In 2018, global real estate investment was far stronger than many had anticipated. In fact, we expect volumes to breach $900bn as news of the final few deals trickles in, making last year the second most active in a decade.
Additionally, it is telling that fully one third of 2018’s global investment by volume took place across borders, up from 25% a decade ago. This is an asset class that is slowly but surely becoming ever more international.
So what of the outlook for 2019? The first point to make is that the weight of capital targeting real estate globally will continue to build. Despite amassing record volumes of unspent commitments, private equity funds are on the hunt for more, and the evidence proves they are having little difficulty in raising it.

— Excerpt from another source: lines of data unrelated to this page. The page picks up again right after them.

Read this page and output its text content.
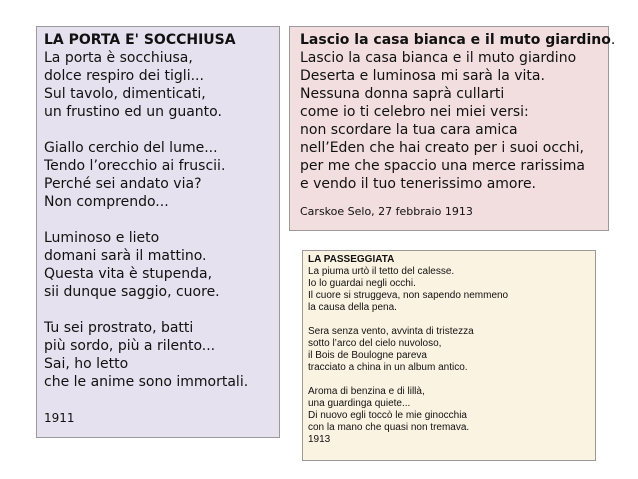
LA PORTA E' SOCCHIUSA
La porta è socchiusa,
dolce respiro dei tigli...
Sul tavolo, dimenticati,
un frustino ed un guanto.
Giallo cerchio del lume...
Tendo l’orecchio ai fruscii.
Perché sei andato via?
Non comprendo...
Luminoso e lieto
domani sarà il mattino.
Questa vita è stupenda,
sii dunque saggio, cuore.
Tu sei prostrato, batti
più sordo, più a rilento...
Sai, ho letto
che le anime sono immortali.
1911
Lascio la casa bianca e il muto giardino.
Lascio la casa bianca e il muto giardino
Deserta e luminosa mi sarà la vita.
Nessuna donna saprà cullarti
come io ti celebro nei miei versi:
non scordare la tua cara amica
nell’Eden che hai creato per i suoi occhi,
per me che spaccio una merce rarissima
e vendo il tuo tenerissimo amore.
Carskoe Selo, 27 febbraio 1913
LA PASSEGGIATA
La piuma urtò il tetto del calesse.
Io lo guardai negli occhi.
Il cuore si struggeva, non sapendo nemmeno
la causa della pena.
Sera senza vento, avvinta di tristezza
sotto l’arco del cielo nuvoloso,
il Bois de Boulogne pareva
tracciato a china in un album antico.
Aroma di benzina e di lillà,
una guardinga quiete...
Di nuovo egli toccò le mie ginocchia
con la mano che quasi non tremava.
1913
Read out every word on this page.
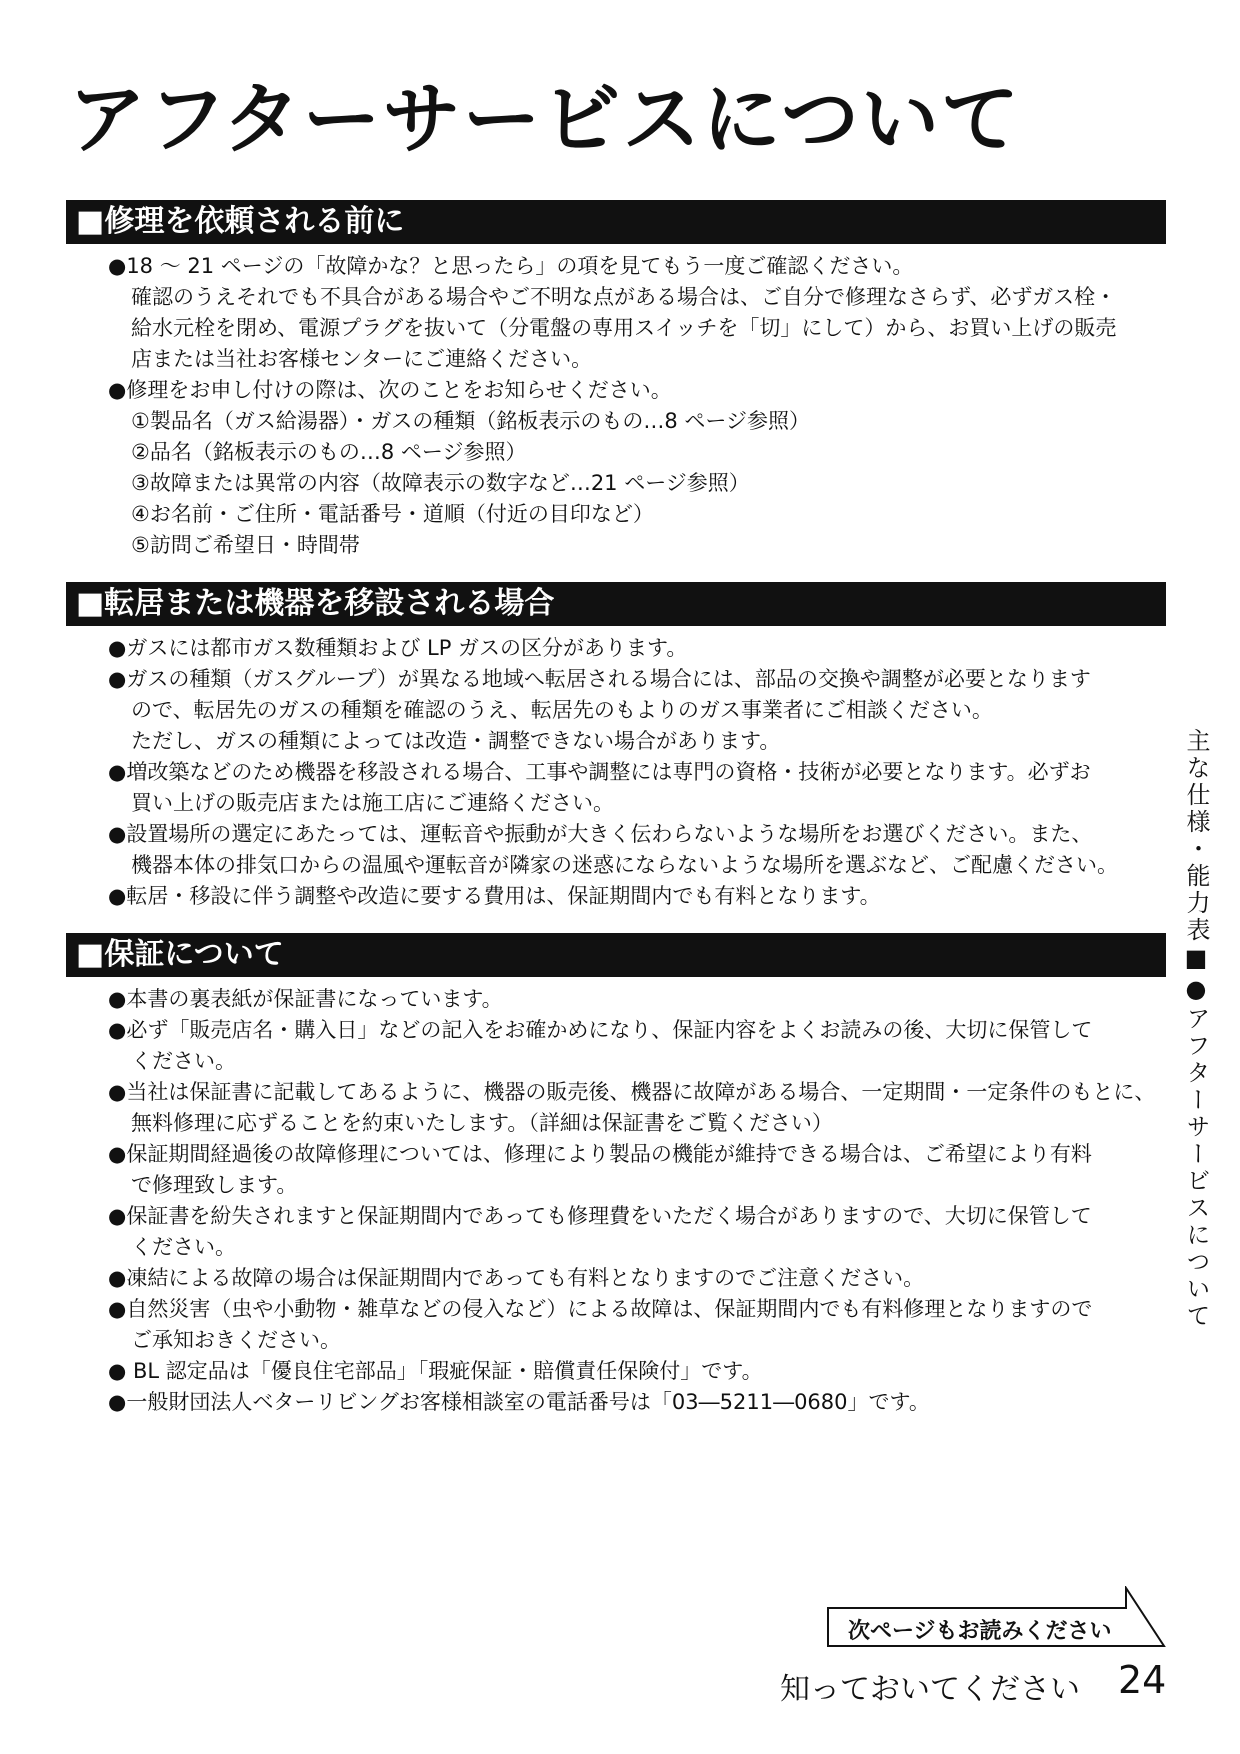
アフターサービスについて
■修理を依頼される前に

●18 ～ 21 ページの「故障かな？と思ったら」の項を見てもう一度ご確認ください。

確認のうえそれでも不具合がある場合やご不明な点がある場合は、ご自分で修理なさらず、必ずガス栓・

給水元栓を閉め、電源プラグを抜いて（分電盤の専用スイッチを「切」にして）から、お買い上げの販売

店または当社お客様センターにご連絡ください。

●修理をお申し付けの際は、次のことをお知らせください。

①製品名（ガス給湯器）・ガスの種類（銘板表示のもの…8 ページ参照）

②品名（銘板表示のもの…8 ページ参照）

③故障または異常の内容（故障表示の数字など…21 ページ参照）

④お名前・ご住所・電話番号・道順（付近の目印など）

⑤訪問ご希望日・時間帯

■転居または機器を移設される場合

●ガスには都市ガス数種類および LP ガスの区分があります。

●ガスの種類（ガスグループ）が異なる地域へ転居される場合には、部品の交換や調整が必要となります

ので、転居先のガスの種類を確認のうえ、転居先のもよりのガス事業者にご相談ください。

ただし、ガスの種類によっては改造・調整できない場合があります。

●増改築などのため機器を移設される場合、工事や調整には専門の資格・技術が必要となります。必ずお

買い上げの販売店または施工店にご連絡ください。

●設置場所の選定にあたっては、運転音や振動が大きく伝わらないような場所をお選びください。また、

機器本体の排気口からの温風や運転音が隣家の迷惑にならないような場所を選ぶなど、ご配慮ください。

●転居・移設に伴う調整や改造に要する費用は、保証期間内でも有料となります。

■保証について

●本書の裏表紙が保証書になっています。

●必ず「販売店名・購入日」などの記入をお確かめになり、保証内容をよくお読みの後、大切に保管して

ください。

●当社は保証書に記載してあるように、機器の販売後、機器に故障がある場合、一定期間・一定条件のもとに、

無料修理に応ずることを約束いたします。（詳細は保証書をご覧ください）

●保証期間経過後の故障修理については、修理により製品の機能が維持できる場合は、ご希望により有料

で修理致します。

●保証書を紛失されますと保証期間内であっても修理費をいただく場合がありますので、大切に保管して

ください。

●凍結による故障の場合は保証期間内であっても有料となりますのでご注意ください。

●自然災害（虫や小動物・雑草などの侵入など）による故障は、保証期間内でも有料修理となりますので

ご承知おきください。

● BL 認定品は「優良住宅部品」「瑕疵保証・賠償責任保険付」です。

●一般財団法人ベターリビングお客様相談室の電話番号は「03―5211―0680」です。

主な仕様・能力表■●アフターサービスについて
次ページもお読みください
知っておいてください 24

A sizeable share of private equity fund capital still emanates from the US, but increasingly it is being directed to European assets. The challenge for funds is to identify opportunities that can deliver the strong performance their investors have become accustomed to. To do so requires a greater focus on assets further up the risk curve, such as those in second or even third-tier cities, specialist sectors, or simply those where strong rental growth assumptions can be substantiated.
Not all investors will choose to access the market directly. We have already seen a significant rise in debt fund capital as non-bank lenders investors seek a defensive exposure to the asset class. Meanwhile, amongst the banks themselves we’ve even seen the tentative revival of the commercial mortgage backed securities market in Europe.
Ultimately, 2019 will be a year in which the evolving macro picture will require close scrutiny, but that should not be allowed to cloud sentiment unduly - the foundations of another very active year remain in place.